Conferencia presentada en el Encuentro nacional de pastores de la Iglesia Evangélica Cuadrangular. Guadarrama, 6 de junio de 2.015



[1] Timothy Keller: Iglesia centrada. Miami: Editorial Vida, 2012. Pg. 34.
[2] Martyn Lloyd-Jones: Sermones evangelísticos. Moral de Calatrava: Editorial peregrino, 2003. Pg. 122.
[3] John Stott: Cristianismo básico. Certeza, 1997. Pg. 16.
[4] John Stott: The contemporary Christian. Leicester: Inter-Varsity Press, 1992. Pgs. 308-309.
[5] René Padilla: “La palabra de Dios y las palabras humanas”. In Pensamiento cristiano, nº 100, 1984.
[6] William Hendriksen: 1 y 2 Timoteo / Tito. Grand Rapids: SLC, 1979. Pg. 69.
[7] C.S. Lewis: El problema del dolor. Miami: Editorial Caribe, pg. 91.
[8] James I. Packer: El conocimiento del Dios santo. Miami: Editorial Vida, 2006. Pg. 244.
[9] Frank Stagg: Teología del Nuevo Testamento. El Paso: CBP, 1976. Pg. 97.

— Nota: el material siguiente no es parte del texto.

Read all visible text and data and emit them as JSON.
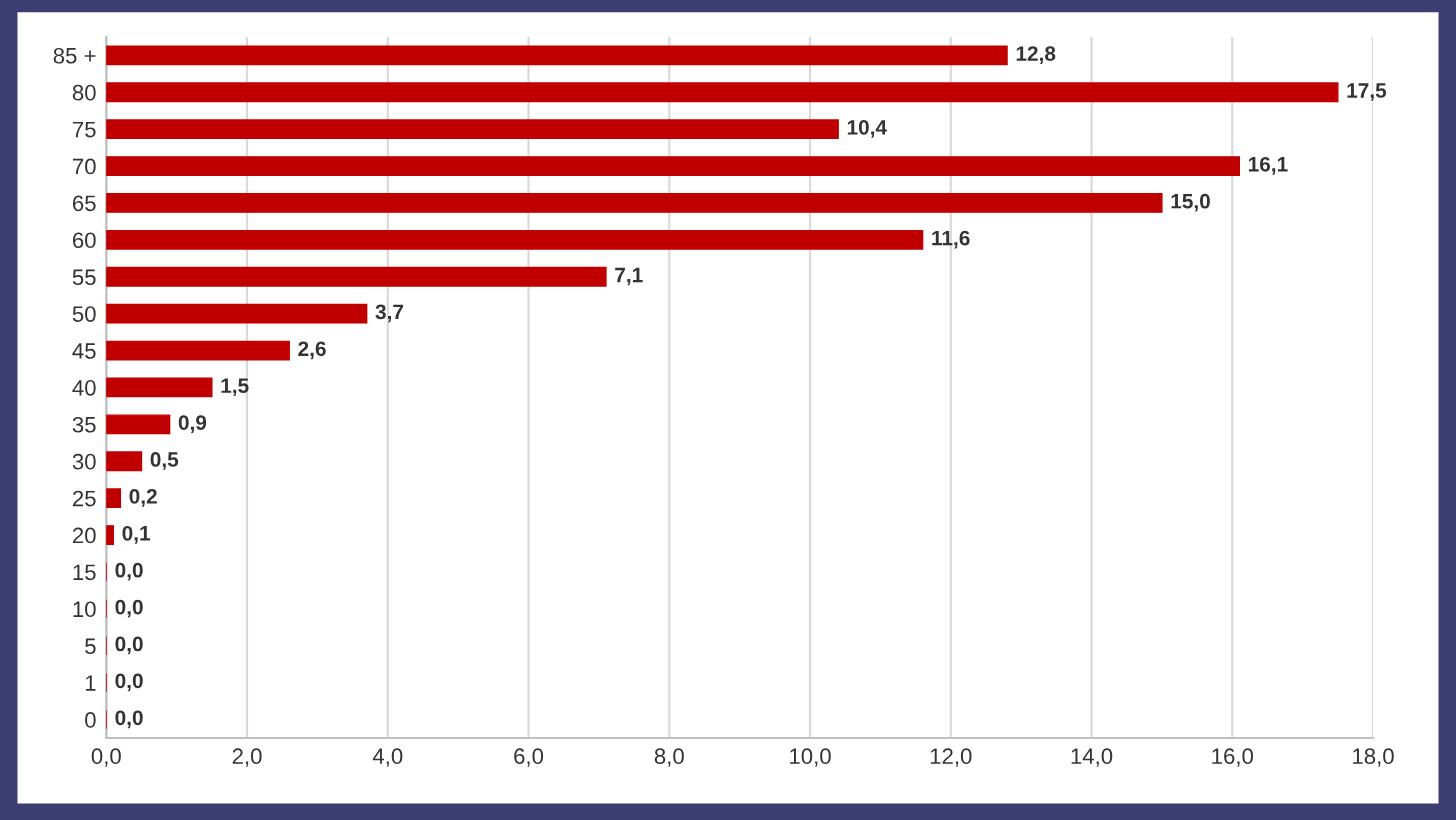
{
  "chart_data": {
    "type": "bar",
    "orientation": "horizontal",
    "categories": [
      "85 +",
      "80",
      "75",
      "70",
      "65",
      "60",
      "55",
      "50",
      "45",
      "40",
      "35",
      "30",
      "25",
      "20",
      "15",
      "10",
      "5",
      "1",
      "0"
    ],
    "values": [
      12.8,
      17.5,
      10.4,
      16.1,
      15.0,
      11.6,
      7.1,
      3.7,
      2.6,
      1.5,
      0.9,
      0.5,
      0.2,
      0.1,
      0.0,
      0.0,
      0.0,
      0.0,
      0.0
    ],
    "value_labels": [
      "12,8",
      "17,5",
      "10,4",
      "16,1",
      "15,0",
      "11,6",
      "7,1",
      "3,7",
      "2,6",
      "1,5",
      "0,9",
      "0,5",
      "0,2",
      "0,1",
      "0,0",
      "0,0",
      "0,0",
      "0,0",
      "0,0"
    ],
    "color": "#c00000",
    "xlim": [
      0,
      18
    ],
    "xticks": [
      {
        "value": 0,
        "label": "0,0"
      },
      {
        "value": 2,
        "label": "2,0"
      },
      {
        "value": 4,
        "label": "4,0"
      },
      {
        "value": 6,
        "label": "6,0"
      },
      {
        "value": 8,
        "label": "8,0"
      },
      {
        "value": 10,
        "label": "10,0"
      },
      {
        "value": 12,
        "label": "12,0"
      },
      {
        "value": 14,
        "label": "14,0"
      },
      {
        "value": 16,
        "label": "16,0"
      },
      {
        "value": 18,
        "label": "18,0"
      }
    ],
    "grid": "x",
    "legend": false
  }
}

[10] Dietrich Bonhoeffer: El precio de la gracia. Salamanca: Ediciones Sígueme, 1986. Pg. 16.
[11] Dietrich Bonhoeffer: El precio de la gracia. Salamanca: Ediciones Sígueme, 1986. Pg. 23.

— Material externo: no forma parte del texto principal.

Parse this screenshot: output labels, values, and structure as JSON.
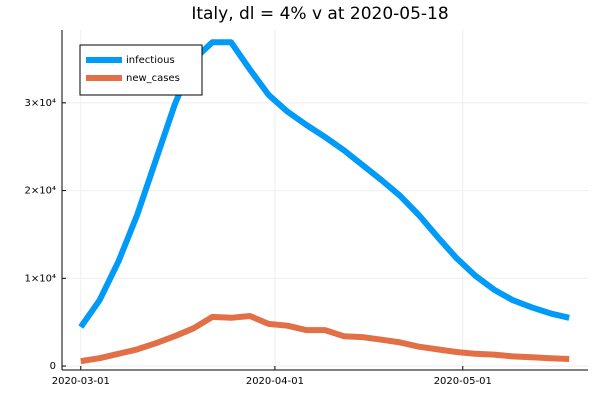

[12] A.W. Tozer: La verdadera vida cristiana. Citado por James Snyder en la Introducción. Grand Rapids: Editorial Portavoz, 2013. Pg. 6.
[13] A.W. Tozer: Intenso. Buenos Aires: Editorial Peniel, 2014. Pgs.215-216.
[14] Walter Klaasen: Selecciones teológicas anabautistas. Pensylvania: Herald Press, 1986. Cfr. Pgs. 130-136.
[15] A.W. Tozer: Intenso. Buenos Aires: Editorial Peniel, 2014. Pg.179.
[16] A.W. Tozer: La presencia de Dios en tu vida. Grand Rapids: Editorial Portavoz, 2014. Pg. 56.
[17] John Stott: The contemporary Christian. Leicester: Inter-Varsity Press, 1992. Pg. 363.